Listing available templates

# List all registered templates (from installed plugins and local files)
jac create --list-jacpacks

# Or use the jacpack subcommand
jac jacpack list

Inspecting a jacpack

jac jacpack info AI_Study_Helper.jacpack

Creating a project

Templates can be referenced by registered name, local file path, or URL:

# From a registered template name
jac create my-app --use client

# From a local .jacpack file
jac create my-app --use ./path/to/template.jacpack

# From a template directory (must contain a jac.toml with a [jacpack] section)
jac create my-app --use ./my-template-dir/

# From a remote URL
jac create my-app --use https://example.com/template.jacpack

Managing dependencies

# Install all dependencies defined in jac.toml
jac add

# Add a Python package
jac add requests

# Add an npm package (requires jac-client plugin)
jac add react --npm

# Install dependencies without adding new ones
jac install

Running a project

# Run a Jac file directly
jac run main.jac

# Start a server (for fullstack apps)
jac start main.jac

Creating Your Own Jacpack

You can bundle any Jac project into a distributable jacpack.

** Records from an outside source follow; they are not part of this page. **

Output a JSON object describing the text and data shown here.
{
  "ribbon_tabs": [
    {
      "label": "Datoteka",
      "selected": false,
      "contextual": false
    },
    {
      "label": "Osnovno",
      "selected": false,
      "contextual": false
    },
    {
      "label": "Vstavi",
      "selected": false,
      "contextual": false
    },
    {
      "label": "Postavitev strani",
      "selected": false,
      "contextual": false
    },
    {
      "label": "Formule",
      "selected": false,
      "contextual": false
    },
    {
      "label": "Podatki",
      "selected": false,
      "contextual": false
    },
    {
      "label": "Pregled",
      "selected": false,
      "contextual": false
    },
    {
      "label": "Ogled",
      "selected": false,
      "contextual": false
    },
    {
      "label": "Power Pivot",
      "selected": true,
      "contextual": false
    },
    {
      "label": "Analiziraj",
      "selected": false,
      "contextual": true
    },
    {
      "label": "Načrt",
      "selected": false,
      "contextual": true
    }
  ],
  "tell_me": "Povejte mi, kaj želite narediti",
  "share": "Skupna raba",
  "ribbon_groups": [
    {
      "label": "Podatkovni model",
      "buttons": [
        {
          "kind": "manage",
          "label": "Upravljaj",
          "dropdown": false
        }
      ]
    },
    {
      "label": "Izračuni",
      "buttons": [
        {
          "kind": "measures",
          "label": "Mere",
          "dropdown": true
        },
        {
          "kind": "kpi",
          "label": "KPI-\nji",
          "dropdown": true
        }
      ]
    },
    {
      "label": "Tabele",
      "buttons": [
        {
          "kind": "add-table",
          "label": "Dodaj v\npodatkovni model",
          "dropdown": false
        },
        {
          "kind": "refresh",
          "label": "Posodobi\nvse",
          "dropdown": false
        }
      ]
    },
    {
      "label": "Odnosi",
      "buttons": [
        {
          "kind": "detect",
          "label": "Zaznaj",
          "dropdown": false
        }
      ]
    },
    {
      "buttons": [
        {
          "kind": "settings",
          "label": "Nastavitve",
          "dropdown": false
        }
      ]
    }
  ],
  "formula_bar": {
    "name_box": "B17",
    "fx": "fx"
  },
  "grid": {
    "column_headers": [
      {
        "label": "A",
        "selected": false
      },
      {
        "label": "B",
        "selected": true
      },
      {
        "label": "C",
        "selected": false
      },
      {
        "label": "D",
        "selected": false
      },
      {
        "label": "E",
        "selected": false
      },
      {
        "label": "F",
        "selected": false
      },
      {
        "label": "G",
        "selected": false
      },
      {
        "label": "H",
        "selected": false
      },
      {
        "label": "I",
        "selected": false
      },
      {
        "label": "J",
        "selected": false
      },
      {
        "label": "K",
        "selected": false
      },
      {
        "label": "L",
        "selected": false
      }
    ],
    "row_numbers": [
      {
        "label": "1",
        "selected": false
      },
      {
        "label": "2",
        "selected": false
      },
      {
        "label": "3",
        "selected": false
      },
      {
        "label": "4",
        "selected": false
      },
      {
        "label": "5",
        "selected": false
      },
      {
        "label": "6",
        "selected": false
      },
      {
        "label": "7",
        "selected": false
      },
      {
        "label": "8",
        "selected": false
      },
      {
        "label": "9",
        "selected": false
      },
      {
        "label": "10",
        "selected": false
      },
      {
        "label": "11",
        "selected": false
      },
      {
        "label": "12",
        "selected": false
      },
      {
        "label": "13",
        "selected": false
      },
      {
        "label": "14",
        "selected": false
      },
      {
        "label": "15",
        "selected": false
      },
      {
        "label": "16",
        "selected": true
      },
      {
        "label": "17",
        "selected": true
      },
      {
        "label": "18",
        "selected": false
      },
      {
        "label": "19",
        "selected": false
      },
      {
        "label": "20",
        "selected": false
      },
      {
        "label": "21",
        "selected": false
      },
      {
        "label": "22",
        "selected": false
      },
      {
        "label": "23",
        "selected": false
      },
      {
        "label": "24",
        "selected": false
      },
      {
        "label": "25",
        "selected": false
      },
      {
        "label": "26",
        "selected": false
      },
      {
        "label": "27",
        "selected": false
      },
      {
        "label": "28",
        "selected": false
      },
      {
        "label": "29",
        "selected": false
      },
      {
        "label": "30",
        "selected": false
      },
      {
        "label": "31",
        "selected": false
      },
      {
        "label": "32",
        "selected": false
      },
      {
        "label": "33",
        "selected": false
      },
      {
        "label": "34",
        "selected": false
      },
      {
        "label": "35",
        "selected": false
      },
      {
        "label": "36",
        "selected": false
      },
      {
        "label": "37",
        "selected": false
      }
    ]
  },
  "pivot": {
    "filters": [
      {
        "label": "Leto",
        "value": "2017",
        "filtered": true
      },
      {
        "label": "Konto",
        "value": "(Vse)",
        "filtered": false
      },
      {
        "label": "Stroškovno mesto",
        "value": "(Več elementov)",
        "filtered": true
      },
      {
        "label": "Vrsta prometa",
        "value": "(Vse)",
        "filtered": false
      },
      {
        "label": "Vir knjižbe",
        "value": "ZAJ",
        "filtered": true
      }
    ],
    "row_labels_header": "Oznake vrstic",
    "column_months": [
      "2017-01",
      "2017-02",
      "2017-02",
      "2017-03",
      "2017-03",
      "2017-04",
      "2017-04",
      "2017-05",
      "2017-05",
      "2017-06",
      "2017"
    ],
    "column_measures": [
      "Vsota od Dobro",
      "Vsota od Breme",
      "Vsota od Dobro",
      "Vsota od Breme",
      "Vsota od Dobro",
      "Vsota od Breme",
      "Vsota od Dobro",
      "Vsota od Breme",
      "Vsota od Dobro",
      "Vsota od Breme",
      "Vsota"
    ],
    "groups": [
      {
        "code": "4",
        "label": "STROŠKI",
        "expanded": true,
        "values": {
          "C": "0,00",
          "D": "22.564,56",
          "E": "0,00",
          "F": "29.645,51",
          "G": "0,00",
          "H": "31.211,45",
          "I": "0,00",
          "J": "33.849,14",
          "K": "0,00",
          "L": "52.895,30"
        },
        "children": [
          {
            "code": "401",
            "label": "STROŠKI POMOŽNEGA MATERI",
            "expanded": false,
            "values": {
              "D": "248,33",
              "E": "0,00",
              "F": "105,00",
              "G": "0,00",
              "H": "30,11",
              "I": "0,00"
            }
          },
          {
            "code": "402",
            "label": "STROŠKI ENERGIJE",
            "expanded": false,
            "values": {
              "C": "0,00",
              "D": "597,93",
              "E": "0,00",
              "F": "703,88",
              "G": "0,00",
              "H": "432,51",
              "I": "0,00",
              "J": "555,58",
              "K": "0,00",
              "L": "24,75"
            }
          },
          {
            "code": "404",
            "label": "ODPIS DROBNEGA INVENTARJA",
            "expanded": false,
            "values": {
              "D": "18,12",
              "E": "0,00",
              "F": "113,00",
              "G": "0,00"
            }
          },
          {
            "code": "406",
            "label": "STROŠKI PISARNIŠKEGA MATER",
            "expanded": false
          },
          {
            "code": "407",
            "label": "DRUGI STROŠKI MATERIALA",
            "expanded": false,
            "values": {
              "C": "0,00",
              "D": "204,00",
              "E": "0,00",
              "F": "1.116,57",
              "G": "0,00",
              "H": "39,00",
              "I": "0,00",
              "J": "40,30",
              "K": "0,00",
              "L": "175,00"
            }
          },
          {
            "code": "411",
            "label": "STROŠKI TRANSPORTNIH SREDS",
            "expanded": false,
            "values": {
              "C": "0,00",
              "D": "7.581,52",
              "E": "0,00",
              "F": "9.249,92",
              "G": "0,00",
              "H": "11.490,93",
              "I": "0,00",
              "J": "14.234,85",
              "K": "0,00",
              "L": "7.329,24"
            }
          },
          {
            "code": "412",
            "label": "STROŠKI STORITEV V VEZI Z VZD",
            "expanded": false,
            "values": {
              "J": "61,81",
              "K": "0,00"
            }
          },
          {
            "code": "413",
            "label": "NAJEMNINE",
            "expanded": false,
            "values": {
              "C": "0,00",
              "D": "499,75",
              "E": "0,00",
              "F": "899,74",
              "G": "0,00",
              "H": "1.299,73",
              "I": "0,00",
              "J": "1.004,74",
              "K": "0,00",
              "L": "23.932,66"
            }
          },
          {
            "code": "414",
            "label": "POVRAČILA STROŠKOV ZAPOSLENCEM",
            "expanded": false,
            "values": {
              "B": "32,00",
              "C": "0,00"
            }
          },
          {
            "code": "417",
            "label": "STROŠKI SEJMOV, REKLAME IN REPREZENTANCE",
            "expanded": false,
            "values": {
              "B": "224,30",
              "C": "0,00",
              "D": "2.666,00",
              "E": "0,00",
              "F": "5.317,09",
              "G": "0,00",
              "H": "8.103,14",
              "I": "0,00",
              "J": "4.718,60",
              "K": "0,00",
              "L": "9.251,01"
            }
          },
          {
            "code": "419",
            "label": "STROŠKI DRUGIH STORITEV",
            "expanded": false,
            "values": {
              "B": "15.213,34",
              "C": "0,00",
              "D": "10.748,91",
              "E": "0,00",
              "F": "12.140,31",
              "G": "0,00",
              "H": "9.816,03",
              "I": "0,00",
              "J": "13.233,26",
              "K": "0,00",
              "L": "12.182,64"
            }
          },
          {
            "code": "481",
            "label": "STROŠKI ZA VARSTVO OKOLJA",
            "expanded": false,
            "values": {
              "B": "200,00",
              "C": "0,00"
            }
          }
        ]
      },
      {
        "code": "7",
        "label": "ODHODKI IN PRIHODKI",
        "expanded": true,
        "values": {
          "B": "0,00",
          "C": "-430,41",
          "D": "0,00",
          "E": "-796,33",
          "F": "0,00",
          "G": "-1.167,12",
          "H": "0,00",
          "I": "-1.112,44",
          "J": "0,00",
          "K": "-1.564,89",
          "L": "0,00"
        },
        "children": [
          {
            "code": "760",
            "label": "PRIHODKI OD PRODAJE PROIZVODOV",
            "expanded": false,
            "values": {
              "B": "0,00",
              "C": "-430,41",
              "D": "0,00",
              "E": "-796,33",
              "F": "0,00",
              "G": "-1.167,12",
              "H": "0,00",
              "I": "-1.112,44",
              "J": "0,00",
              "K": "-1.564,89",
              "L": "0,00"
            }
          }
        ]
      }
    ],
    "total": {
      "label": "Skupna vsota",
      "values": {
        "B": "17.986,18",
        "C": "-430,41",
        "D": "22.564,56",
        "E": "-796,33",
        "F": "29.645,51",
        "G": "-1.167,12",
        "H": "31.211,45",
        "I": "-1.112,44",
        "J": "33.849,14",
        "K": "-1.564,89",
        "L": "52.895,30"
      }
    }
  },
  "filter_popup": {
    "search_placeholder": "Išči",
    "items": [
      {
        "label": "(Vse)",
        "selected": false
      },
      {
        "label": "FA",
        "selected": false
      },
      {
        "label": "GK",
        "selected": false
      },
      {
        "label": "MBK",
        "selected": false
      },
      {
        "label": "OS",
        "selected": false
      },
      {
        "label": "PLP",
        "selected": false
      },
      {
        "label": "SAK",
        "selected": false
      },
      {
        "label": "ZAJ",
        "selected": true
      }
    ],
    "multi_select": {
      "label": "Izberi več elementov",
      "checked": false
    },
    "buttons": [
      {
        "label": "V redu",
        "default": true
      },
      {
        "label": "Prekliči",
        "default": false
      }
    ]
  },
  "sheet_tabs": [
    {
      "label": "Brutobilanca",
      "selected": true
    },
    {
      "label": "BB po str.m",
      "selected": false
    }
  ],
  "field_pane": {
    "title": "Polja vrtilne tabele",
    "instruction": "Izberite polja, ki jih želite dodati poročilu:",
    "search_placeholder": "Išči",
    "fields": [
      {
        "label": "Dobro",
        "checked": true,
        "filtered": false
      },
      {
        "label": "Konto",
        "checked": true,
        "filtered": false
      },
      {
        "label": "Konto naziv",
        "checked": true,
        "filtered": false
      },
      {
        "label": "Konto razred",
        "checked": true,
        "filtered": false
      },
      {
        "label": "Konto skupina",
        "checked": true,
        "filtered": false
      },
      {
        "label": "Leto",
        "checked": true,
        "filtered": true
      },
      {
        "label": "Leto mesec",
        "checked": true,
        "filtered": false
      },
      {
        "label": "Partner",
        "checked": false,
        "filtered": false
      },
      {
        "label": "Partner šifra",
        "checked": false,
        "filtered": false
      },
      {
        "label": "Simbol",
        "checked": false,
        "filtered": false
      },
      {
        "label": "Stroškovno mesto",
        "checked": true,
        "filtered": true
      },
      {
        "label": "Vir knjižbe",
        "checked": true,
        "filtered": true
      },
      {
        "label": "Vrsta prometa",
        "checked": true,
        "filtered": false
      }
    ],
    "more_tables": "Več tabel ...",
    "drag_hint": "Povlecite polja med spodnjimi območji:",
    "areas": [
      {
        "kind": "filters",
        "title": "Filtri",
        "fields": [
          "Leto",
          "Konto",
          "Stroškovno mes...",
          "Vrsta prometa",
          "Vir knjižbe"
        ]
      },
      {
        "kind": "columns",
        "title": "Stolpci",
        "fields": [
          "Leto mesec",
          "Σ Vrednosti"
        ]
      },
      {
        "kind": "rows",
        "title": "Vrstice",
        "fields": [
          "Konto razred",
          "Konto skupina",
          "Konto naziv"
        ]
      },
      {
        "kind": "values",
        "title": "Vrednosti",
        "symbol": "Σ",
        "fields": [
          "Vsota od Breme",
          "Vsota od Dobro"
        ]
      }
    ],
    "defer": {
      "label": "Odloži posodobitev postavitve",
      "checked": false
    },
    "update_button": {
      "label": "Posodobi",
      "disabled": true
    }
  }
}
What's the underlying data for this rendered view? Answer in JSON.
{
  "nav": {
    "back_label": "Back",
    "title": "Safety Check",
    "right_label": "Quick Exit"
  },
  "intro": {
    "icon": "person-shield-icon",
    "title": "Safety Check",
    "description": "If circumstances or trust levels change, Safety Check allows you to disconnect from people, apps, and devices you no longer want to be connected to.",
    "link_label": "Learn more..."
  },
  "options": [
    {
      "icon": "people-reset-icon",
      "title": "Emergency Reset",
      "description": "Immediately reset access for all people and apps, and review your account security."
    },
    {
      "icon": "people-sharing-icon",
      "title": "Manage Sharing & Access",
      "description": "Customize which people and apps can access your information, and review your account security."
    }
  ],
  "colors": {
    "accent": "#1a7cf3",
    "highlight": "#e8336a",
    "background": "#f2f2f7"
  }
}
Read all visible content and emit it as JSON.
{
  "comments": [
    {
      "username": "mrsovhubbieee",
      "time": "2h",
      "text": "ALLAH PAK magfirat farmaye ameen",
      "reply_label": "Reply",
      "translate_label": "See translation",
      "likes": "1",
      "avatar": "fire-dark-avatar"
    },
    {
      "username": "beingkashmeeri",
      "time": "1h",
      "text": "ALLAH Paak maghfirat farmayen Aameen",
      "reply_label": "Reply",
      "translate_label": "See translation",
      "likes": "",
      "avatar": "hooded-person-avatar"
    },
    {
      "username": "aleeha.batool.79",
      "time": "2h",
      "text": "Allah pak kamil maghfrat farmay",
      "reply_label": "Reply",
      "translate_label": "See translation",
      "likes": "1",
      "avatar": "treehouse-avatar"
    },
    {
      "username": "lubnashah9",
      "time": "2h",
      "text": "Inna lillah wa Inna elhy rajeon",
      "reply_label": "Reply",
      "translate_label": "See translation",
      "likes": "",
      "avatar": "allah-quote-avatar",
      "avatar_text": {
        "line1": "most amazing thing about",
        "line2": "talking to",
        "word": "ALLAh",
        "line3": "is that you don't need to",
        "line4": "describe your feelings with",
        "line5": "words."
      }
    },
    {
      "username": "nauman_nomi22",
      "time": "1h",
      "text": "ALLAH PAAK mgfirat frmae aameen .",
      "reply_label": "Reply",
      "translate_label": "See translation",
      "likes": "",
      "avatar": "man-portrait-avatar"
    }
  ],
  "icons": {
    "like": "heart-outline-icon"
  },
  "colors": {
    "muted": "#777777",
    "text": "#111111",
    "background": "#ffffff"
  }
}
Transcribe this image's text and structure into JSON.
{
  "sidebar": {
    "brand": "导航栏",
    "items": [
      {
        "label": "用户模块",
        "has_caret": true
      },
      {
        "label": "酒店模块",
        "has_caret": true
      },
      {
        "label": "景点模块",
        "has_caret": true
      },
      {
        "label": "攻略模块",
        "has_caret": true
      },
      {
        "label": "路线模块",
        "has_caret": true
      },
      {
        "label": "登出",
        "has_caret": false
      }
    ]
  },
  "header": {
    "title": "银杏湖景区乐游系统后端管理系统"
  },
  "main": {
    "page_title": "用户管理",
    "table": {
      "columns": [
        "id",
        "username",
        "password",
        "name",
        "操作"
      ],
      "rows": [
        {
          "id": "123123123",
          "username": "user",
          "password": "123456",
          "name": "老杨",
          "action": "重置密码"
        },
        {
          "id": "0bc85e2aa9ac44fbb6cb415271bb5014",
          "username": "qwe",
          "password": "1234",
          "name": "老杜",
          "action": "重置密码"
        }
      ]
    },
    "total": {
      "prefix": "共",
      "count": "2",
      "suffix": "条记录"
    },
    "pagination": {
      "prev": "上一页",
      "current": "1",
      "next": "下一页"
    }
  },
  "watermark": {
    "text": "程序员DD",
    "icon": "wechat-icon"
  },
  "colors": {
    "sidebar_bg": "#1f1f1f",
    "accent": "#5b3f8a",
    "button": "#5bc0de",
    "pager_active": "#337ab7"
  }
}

1. Add a [jacpack] section to your jac.toml

[project]
name = "{{name}}"
version = "0.1.0"
entry-point = "main.jac"

[dependencies]
requests = ">=2.28.0"

[jacpack]
name = "my-template"
description = "A brief description of what this template provides"
jaclang = "0.9.0"

Use {{name}} as a placeholder in your jac.toml and source files -- it gets replaced with the project name during jac create.

2. Bundle it

jac jacpack pack ./my-template-dir

This produces a my-template.jacpack file.

3. Share it

Others can use your jacpack directly:

jac create cool-project --use ./my-template.jacpack

Or host it at a URL for remote access:

jac create cool-project --use https://example.com/my-template.jacpack

Project Structure

A typical Jac project created from a jacpack looks like this:

my-app/
├── jac.toml          # Project config and dependencies
├── main.jac          # Application entry point
├── *.jac             # Additional Jac source files
├── .jac/             # Managed directory (venv, client builds, etc.)
│   └── venv/         # Isolated Python virtual environment
└── .gitignore

The .jac/ directory is auto-managed -- it holds the project's virtual environment and any plugin-generated artifacts (like client-side builds). It should be gitignored.